Improving education is often touted as 'the solution' - not likely, however, when competitors' college graduates are also paid far less than comparable Americans. Fletcher predicts that eventually a crisis (eg. the U.S. going back into recession because of the collapse of the dollar) will allow Obama or his replacement to maneuver out of support for free trade. Surveys already indicate that voters' primary concern is about jobs, but they haven't yet connected the dots leading to free trade as the source of the problem. The Founding Fathers understood the value of protectionism, says Fletcher, so they explicitly granted Congress the power "to regulate commerce with foreign nations" in Article I, Section 8 of the Constitution. ('Free trade' implies no regulation.)
Fletcher would like to see free trade replaced with across-the-board 30% tariffs for all goods and services. He sees this as working selectively to help retain 'infant industries' employing considerable capital and likely to benefit from considerable scale economies, but not enough to bring back the apparel industry (large labor component) or mature industries (much more limited, if any, remaining scale economies). This approach would avoid politically tricky decision-making on which industries to favor.
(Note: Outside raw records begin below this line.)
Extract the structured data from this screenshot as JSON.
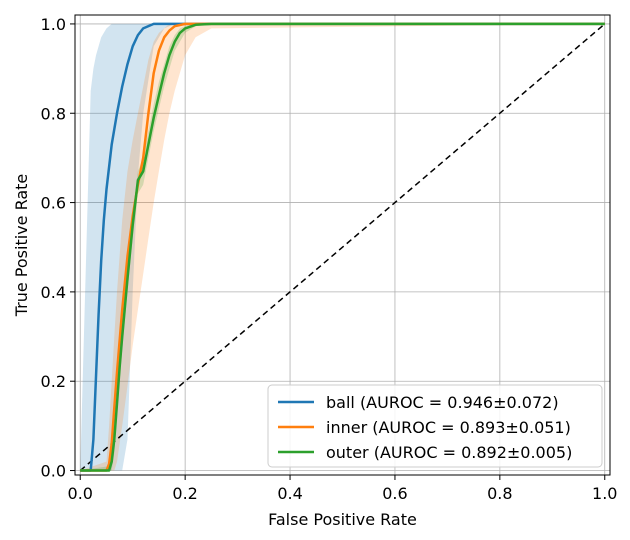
{
  "chart_data": {
    "type": "line",
    "xlabel": "False Positive Rate",
    "ylabel": "True Positive Rate",
    "xlim": [
      -0.01,
      1.01
    ],
    "ylim": [
      -0.01,
      1.02
    ],
    "xticks": [
      "0.0",
      "0.2",
      "0.4",
      "0.6",
      "0.8",
      "1.0"
    ],
    "yticks": [
      "0.0",
      "0.2",
      "0.4",
      "0.6",
      "0.8",
      "1.0"
    ],
    "grid": true,
    "legend_position": "lower-right",
    "series": [
      {
        "name": "ball (AUROC = 0.946±0.072)",
        "color": "#1f77b4",
        "band_color": "#1f77b4",
        "x": [
          0,
          0.02,
          0.025,
          0.03,
          0.035,
          0.04,
          0.045,
          0.05,
          0.06,
          0.07,
          0.08,
          0.09,
          0.1,
          0.11,
          0.12,
          0.14,
          0.16,
          0.18,
          0.2,
          1.0
        ],
        "y": [
          0,
          0,
          0.07,
          0.21,
          0.35,
          0.47,
          0.56,
          0.63,
          0.73,
          0.8,
          0.86,
          0.91,
          0.95,
          0.975,
          0.99,
          1.0,
          1.0,
          1.0,
          1.0,
          1.0
        ],
        "upper": [
          0,
          0.85,
          0.9,
          0.93,
          0.95,
          0.97,
          0.98,
          0.99,
          1.0,
          1.0,
          1.0,
          1.0,
          1.0,
          1.0,
          1.0,
          1.0,
          1.0,
          1.0,
          1.0,
          1.0
        ],
        "lower": [
          0,
          0,
          0,
          0,
          0,
          0,
          0,
          0,
          0,
          0,
          0,
          0.07,
          0.4,
          0.66,
          0.8,
          0.95,
          0.99,
          1.0,
          1.0,
          1.0
        ]
      },
      {
        "name": "inner (AUROC = 0.893±0.051)",
        "color": "#ff7f0e",
        "band_color": "#ff7f0e",
        "x": [
          0,
          0.05,
          0.055,
          0.06,
          0.065,
          0.07,
          0.075,
          0.08,
          0.09,
          0.1,
          0.11,
          0.12,
          0.13,
          0.14,
          0.15,
          0.16,
          0.17,
          0.18,
          0.2,
          0.22,
          0.25,
          1.0
        ],
        "y": [
          0,
          0,
          0.015,
          0.06,
          0.14,
          0.22,
          0.29,
          0.36,
          0.48,
          0.57,
          0.64,
          0.7,
          0.8,
          0.89,
          0.94,
          0.97,
          0.985,
          0.995,
          1.0,
          1.0,
          1.0,
          1.0
        ],
        "upper": [
          0,
          0.02,
          0.1,
          0.2,
          0.3,
          0.4,
          0.48,
          0.56,
          0.67,
          0.74,
          0.8,
          0.86,
          0.92,
          0.96,
          0.98,
          0.99,
          1.0,
          1.0,
          1.0,
          1.0,
          1.0,
          1.0
        ],
        "lower": [
          0,
          0,
          0,
          0,
          0,
          0.02,
          0.06,
          0.1,
          0.19,
          0.28,
          0.36,
          0.44,
          0.52,
          0.6,
          0.67,
          0.74,
          0.8,
          0.85,
          0.93,
          0.97,
          0.99,
          1.0
        ]
      },
      {
        "name": "outer (AUROC = 0.892±0.005)",
        "color": "#2ca02c",
        "band_color": "#2ca02c",
        "x": [
          0,
          0.055,
          0.06,
          0.065,
          0.07,
          0.075,
          0.08,
          0.09,
          0.1,
          0.105,
          0.11,
          0.12,
          0.13,
          0.14,
          0.15,
          0.16,
          0.17,
          0.18,
          0.19,
          0.2,
          0.22,
          0.25,
          1.0
        ],
        "y": [
          0,
          0,
          0.02,
          0.07,
          0.15,
          0.23,
          0.3,
          0.43,
          0.55,
          0.6,
          0.65,
          0.67,
          0.73,
          0.79,
          0.84,
          0.89,
          0.93,
          0.96,
          0.98,
          0.99,
          0.998,
          1.0,
          1.0
        ],
        "upper": [
          0,
          0.01,
          0.04,
          0.1,
          0.18,
          0.26,
          0.33,
          0.46,
          0.57,
          0.62,
          0.67,
          0.7,
          0.76,
          0.82,
          0.87,
          0.91,
          0.95,
          0.975,
          0.99,
          0.995,
          1.0,
          1.0,
          1.0
        ],
        "lower": [
          0,
          0,
          0,
          0.04,
          0.12,
          0.2,
          0.27,
          0.4,
          0.52,
          0.57,
          0.62,
          0.64,
          0.7,
          0.76,
          0.81,
          0.86,
          0.9,
          0.94,
          0.96,
          0.98,
          0.995,
          1.0,
          1.0
        ]
      }
    ],
    "reference_line": {
      "x": [
        0,
        1
      ],
      "y": [
        0,
        1
      ],
      "style": "dashed",
      "color": "#000000"
    }
  }
}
Summarizing, "Free trade is bleeding America's economy to death." We've lost millions of high-paying jobs in both the old and new economy, the skills and tax revenues (estimated to exceed $1 trillion/year) associated with those jobs, and the American Dream's promise of prosperity and success for those millions directly and indirectly affected. Despite the fact that no country has achieved strong growth under free trade policies, we continue - iust bailed-out G.M. and Chrysler are now building new factories in Mexico, and the White House is pushing for expanded trade with South Korea. The 'good news' is that Fletcher believes the coalition behind free trade will eventually collapse, we will trade less, and do better.
Bottom Line: "Free Trade Doesn't Work" is excellent reading. In addition, Fletcher, though in the minority, is in good company. The late Paul Samuelson, Nobel-winner, author of America's most popular economics textbooks, and the undisputed past leader of the profession, expressed strong doubts about our free trade policies in 2004. Ralph Gomory (researcher, mathematician, IBM V.P.) and William Baumol (named one of the world's most influential economists) have concluded that taxes that penalize offshoring are required to control destructive free trade. Author William Greider says we are at an epic turning point, besieged by trade deficits, with a hard journey ahead. He suggests using Article 12 of the WTO that allows countries with persistent, unsustainable trade deficits to use emergency tariffs. Greider also points out Germany's labor laws require significant worker representation on corporate boards, bringing a broader perspective to offshoring decisions. Finally, Warren Buffett has proposed giving exporters certificates that importers would then have to buy, thereby eliminating the trade deficit. Following Fletcher and others, citizens can reclaim their power, revise economic thinking, and revive the American Dream.”